In his scientific writing, Thomas Browne reveled in the mysteries of nature—how a caterpillar turns into a butterfly, for instance, or why stones and flowers assume certain regular shapes. He also debunked myths about fantastical creatures, such as the phoenix, the gryphon, and the amphisbaena (a mythical serpent with a head at each end). Detail from Christian Egenolff’s Herbarum, arborum, fructicum, frumentorum ac leguminum, 1552. The Huntington Library, Art Collections, and Botanical Gardens.
The idiosyncratic physician, essayist, and naturalist Thomas Browne (1605–82) produced a diverse body of writings that reveal a cornucopian range of interests at once scientific and religious: burial practices and mortality (Urn-Burial), the geometrical patterning of nature (Garden of Cyrus), and the perpetuation of errors and falsehoods across various disciplines (Pseudodoxia Epidemica, or Vulgar Errors). Browne’s interests were not singular to him but emerged out of conversations with some of the most influential natural philosophers of his era—such as Bacon, Descartes, Boyle, and Hooke—as well as conversations with his many correspondents and figures from the medieval and classical past.
To retrace the paths of these conversations, I am convening a dozen scholars at The Huntington on Jan. 22 and 23 for a conference titled “Truth and Error in Early Modern Science: Thomas Browne and his World.” The conference will bring together a half-dozen scholars working directly on Browne with six more whose work addresses broader developments in the scientific and intellectual culture of 17th-century England and Europe.
Browne strove, in his writing, to reveal nature’s mysteries, such as the hidden crevices of the subterranean world. Detail from Athanasius Kircher’s Mundus subterraneus, 1678. The Huntington Library, Art Collections, and Botanical Gardens.
Six of our participants, including myself, are currently working on a new scholarly edition of Browne’s Complete Works for Oxford University Press. Given the encyclopedic breadth of his writings, editing Browne is a remarkable conversation-starter, one that has obliged me to reach out to fellow scholars for expertise on subjects ranging from the circulatory system of trees and technical treatises on gunpowder to the making of porcelain in 17th-century China and early modern attempts to locate the source of the Nile. “Truth and Error” will allow select members of the Browne editorial team to have a sustained conversation with fellow scholars whose assistance we need most: intellectual and literary historians of 17th-century England, as well as early modern historians of science whose research focuses on some of the scientific topics of greatest interest to Browne—mineralogy, technology, astronomy, and mathematics.

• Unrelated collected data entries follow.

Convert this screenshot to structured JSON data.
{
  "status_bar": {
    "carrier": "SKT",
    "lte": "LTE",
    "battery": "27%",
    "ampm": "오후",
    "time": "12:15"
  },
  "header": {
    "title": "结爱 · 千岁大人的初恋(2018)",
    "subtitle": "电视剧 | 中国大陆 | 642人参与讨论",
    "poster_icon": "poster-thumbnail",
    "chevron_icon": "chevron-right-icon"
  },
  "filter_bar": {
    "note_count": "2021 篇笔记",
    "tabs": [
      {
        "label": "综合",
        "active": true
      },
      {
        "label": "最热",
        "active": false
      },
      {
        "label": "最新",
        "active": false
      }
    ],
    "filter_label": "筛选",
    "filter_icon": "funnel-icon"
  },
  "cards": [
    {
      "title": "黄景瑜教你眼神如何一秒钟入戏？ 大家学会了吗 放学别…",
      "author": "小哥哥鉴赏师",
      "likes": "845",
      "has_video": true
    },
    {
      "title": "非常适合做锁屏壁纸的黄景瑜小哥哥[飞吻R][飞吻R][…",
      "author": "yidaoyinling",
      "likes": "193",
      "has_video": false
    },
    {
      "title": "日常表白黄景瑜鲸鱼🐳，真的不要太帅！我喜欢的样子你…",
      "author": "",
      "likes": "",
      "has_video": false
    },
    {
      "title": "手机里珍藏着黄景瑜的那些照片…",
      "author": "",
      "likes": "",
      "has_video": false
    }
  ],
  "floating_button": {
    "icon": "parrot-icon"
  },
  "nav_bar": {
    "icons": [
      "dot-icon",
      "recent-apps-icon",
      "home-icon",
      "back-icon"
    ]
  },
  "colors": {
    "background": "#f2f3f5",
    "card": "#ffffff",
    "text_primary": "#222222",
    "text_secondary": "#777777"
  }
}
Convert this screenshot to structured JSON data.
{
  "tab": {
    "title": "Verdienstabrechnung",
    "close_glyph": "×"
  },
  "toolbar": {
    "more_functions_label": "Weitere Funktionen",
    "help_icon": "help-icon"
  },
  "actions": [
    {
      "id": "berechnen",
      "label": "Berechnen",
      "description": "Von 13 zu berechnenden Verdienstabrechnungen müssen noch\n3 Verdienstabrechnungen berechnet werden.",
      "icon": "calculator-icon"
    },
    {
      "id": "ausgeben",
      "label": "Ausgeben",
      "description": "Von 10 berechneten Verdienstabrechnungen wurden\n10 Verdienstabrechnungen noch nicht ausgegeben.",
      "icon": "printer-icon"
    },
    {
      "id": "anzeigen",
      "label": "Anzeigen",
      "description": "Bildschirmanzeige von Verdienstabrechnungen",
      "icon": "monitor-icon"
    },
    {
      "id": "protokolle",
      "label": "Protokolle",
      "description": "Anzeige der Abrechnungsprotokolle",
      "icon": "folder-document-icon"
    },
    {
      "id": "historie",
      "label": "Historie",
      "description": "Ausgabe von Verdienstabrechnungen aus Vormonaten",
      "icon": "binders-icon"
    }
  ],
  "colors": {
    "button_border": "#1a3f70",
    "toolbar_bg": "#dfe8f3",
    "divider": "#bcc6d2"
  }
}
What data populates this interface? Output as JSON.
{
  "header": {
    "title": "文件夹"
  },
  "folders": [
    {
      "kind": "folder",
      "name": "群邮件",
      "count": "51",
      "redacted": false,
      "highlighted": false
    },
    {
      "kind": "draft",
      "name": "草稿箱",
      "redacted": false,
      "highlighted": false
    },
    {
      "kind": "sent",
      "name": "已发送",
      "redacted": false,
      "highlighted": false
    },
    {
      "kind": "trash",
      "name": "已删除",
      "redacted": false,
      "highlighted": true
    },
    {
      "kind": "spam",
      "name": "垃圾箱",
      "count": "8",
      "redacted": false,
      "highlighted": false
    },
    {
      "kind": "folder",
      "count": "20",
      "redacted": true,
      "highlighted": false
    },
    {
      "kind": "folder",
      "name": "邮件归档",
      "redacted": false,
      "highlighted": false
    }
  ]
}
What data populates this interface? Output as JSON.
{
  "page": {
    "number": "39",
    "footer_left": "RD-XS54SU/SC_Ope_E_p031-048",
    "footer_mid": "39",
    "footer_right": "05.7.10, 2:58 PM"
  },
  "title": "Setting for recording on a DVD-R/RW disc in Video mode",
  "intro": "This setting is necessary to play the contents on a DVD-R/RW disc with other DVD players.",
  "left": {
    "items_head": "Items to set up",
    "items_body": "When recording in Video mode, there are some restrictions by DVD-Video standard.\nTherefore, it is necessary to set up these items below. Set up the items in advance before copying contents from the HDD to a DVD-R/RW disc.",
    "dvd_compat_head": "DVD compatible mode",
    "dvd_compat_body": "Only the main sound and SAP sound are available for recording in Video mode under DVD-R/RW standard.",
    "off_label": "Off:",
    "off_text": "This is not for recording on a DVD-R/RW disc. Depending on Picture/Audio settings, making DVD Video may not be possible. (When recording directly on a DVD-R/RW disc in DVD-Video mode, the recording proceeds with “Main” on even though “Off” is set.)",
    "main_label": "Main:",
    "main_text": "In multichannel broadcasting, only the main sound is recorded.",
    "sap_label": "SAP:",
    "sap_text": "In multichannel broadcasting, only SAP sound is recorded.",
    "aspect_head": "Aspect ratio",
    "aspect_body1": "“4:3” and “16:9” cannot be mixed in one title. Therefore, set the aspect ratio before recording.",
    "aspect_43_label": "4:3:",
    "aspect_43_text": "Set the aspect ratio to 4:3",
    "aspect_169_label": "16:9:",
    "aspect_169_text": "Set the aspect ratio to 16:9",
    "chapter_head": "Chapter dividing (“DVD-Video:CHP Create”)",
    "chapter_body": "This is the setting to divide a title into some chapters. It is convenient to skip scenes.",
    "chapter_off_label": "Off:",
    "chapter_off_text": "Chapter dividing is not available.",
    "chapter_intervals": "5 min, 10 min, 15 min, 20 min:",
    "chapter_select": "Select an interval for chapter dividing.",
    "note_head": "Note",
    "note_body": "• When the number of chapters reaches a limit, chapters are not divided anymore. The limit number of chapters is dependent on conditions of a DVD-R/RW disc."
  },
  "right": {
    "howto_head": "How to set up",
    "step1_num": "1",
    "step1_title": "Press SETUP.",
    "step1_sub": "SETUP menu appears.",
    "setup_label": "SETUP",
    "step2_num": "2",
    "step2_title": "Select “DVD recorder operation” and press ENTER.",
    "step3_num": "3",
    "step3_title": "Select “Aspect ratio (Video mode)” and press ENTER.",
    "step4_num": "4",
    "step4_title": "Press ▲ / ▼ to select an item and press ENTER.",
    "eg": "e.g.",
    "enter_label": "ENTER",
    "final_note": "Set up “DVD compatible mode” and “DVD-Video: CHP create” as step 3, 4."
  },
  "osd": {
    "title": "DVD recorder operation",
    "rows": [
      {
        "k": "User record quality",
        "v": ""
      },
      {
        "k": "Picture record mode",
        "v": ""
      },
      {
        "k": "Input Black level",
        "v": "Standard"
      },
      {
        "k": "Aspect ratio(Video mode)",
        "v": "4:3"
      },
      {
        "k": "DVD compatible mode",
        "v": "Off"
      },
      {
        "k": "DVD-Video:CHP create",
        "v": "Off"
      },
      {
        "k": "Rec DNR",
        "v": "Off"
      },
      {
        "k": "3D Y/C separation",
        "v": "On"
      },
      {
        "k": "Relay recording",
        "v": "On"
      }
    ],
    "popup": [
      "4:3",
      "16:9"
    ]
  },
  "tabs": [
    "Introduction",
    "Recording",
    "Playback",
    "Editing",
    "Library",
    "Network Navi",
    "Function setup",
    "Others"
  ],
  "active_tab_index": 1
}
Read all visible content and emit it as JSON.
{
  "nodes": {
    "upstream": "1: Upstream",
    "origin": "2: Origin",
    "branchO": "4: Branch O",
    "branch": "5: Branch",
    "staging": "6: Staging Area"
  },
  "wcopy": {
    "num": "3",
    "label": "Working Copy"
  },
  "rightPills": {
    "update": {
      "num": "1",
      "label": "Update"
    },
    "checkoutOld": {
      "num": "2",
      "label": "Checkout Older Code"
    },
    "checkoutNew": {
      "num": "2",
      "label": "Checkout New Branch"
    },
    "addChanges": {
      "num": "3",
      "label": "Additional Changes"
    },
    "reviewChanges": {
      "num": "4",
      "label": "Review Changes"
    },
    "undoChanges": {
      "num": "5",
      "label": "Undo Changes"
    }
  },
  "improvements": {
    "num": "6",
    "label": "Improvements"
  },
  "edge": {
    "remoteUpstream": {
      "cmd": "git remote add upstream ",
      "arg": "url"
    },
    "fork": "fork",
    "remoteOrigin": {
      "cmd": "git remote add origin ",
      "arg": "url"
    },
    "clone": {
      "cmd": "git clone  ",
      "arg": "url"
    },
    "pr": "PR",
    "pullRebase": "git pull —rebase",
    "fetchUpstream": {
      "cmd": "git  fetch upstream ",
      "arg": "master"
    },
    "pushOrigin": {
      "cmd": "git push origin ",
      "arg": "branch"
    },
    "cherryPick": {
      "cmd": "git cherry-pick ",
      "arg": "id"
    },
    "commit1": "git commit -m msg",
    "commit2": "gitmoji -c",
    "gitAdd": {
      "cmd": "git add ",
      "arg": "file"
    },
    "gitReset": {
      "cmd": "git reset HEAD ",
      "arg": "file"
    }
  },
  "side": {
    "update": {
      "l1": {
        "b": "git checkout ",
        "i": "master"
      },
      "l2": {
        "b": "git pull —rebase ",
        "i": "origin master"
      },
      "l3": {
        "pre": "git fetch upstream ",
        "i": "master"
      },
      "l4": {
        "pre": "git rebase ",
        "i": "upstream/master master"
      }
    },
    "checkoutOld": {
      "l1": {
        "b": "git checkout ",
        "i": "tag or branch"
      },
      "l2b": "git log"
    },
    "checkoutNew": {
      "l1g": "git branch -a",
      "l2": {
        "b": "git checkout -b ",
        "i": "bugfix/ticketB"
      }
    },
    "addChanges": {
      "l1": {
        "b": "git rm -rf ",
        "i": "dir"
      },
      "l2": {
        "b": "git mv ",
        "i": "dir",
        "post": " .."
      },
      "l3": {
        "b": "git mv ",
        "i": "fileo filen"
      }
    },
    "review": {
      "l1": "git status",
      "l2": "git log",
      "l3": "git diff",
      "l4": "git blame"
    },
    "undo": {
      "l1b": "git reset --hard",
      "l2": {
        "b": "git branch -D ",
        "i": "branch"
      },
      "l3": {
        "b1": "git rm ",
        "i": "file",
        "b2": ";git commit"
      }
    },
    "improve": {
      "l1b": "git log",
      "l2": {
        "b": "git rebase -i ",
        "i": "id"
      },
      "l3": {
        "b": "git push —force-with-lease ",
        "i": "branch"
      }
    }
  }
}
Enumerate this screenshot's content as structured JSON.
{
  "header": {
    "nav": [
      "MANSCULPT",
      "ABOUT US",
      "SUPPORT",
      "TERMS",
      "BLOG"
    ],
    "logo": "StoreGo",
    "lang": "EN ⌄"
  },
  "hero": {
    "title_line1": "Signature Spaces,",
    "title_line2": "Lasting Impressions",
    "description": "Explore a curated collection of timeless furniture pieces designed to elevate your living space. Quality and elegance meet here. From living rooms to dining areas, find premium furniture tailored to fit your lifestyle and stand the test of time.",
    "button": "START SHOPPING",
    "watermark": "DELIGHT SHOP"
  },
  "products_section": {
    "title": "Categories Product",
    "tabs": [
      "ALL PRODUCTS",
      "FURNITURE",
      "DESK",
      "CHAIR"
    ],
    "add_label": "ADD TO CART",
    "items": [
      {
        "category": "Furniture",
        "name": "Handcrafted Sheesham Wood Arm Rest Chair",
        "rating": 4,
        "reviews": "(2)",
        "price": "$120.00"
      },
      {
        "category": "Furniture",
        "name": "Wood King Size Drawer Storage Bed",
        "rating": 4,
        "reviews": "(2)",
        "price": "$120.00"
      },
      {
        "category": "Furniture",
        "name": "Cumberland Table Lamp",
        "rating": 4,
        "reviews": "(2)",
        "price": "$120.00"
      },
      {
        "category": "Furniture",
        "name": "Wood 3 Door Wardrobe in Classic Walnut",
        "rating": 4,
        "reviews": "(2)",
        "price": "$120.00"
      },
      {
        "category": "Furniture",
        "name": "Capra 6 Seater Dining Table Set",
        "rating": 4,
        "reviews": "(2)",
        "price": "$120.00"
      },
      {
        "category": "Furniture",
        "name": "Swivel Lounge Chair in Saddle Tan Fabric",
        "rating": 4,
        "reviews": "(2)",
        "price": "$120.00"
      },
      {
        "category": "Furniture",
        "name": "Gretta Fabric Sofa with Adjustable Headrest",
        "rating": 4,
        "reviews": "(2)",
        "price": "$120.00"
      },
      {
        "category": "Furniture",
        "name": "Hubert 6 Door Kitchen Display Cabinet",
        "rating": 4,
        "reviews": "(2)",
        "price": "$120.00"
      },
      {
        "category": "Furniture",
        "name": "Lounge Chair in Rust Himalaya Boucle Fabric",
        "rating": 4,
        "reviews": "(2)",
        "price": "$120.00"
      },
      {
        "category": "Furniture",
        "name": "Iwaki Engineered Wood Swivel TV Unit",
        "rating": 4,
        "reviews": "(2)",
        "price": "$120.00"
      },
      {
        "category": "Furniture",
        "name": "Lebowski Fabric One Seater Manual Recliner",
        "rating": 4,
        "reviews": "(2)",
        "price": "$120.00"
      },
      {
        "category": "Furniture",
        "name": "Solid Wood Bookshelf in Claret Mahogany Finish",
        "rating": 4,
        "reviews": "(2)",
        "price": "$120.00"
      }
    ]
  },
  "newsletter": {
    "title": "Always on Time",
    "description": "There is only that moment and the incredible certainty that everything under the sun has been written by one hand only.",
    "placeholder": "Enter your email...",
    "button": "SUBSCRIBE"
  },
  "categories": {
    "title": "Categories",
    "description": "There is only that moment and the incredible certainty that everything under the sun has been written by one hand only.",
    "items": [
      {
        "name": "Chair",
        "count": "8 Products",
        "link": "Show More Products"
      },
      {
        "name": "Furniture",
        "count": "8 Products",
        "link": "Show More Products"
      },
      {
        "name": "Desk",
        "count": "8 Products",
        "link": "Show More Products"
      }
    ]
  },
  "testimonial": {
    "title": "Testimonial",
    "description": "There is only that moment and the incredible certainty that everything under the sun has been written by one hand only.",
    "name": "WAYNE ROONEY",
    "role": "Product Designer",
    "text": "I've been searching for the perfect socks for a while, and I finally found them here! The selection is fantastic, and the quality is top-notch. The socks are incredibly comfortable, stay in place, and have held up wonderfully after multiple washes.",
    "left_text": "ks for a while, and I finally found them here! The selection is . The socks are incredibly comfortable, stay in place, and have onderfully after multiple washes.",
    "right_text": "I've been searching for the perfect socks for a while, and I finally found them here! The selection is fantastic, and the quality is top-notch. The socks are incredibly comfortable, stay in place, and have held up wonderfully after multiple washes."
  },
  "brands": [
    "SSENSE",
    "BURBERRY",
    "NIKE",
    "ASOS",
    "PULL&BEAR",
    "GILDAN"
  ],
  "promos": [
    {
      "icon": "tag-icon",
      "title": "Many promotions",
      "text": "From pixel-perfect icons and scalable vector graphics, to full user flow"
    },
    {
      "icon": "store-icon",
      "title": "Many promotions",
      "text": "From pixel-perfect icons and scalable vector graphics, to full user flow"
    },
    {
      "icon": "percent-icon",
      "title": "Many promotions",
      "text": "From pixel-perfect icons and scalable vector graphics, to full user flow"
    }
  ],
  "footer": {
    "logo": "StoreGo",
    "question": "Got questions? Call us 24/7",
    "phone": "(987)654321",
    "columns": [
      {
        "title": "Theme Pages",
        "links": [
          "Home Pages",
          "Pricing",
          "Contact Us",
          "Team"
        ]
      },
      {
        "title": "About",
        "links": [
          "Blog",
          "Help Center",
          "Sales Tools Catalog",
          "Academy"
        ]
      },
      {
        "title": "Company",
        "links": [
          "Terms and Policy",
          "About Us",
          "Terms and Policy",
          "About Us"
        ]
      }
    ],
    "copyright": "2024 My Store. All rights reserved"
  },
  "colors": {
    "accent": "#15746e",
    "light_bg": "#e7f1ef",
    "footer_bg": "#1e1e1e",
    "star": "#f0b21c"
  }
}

Who was Thomas Browne? A physician, trusted for his expertise and bedside manner, and one who expressed contempt for the expensive and ineffective medicines prescribed by the medical charlatans of his day. A lay theologian who confessed his youthful vulnerability to various heresies and prided himself on his willingness to pray alongside Catholics and “converse and live” among the Jews of 17th-century Italy. A collector of natural oddities, curious about everything from the volcanoes of Iceland to the sex life of plants, whose domestic menagerie included an ostrich.
Browne was also a master prose stylist whose syntactic acrobatics and arcane, heterogeneous diction has been admired and imitated by subsequent writers—including Samuel Johnson, Coleridge, and Borges. He has always been a literary and intellectual hero for eccentrics and outliers, a “cracked Archangel,” as Herman Melville once called him.
But whereas Virginia Woolf, writing in 1923, observed that “Few people love the writings of Sir Thomas Browne,” the writer is currently enjoying a flood of attention from a new generation of scholars fascinated with his eclecticism, congeniality, tolerance, and curiosity about the natural world.
A committed experimentalist whose methods as a physician and naturalist anticipated and eventually complemented the labors of the Royal Society, Browne nonetheless diverged in certain respects from the prevailing spirit of scientific observation and experiment by exploring not only the natural, but also the mystical signification of what his Garden of Cyrus termed the “Quincunctiall” patterns he discerned throughout the plant and animal world. (An example of a quincunx is the pattern of dots on the five-side of a die.) Nature, to Browne, was both an open book and a hidden, recondite alphabet of symbols, a “common Hieroglyphick,” as he calls it in Religio Medici. Pages, rendered here in black and white, from Thomas Browne’s Hydriotaphia, urne-buriall, or a discourse of the sepulchrall urnes lately found in Norfolk: Together with The garden of Cyrus, or The quincunciall lozenge, or net-work plantations of the ancients, artificially, naturally, mystically considered, 1658. The Huntington Library, Art Collections, and Botanical Gardens.
Jessica L. Wolfe is professor of English and Comparative Literature and director of the program in Comparative Literature at the University of North Carolina, Chapel Hill. She is the author of Homer and the Question of Strife from Erasmus to Hobbes (2015), published by University of Toronto Press, and Humanism, Machinery, and Renaissance Literature (2004), available from Cambridge University Press.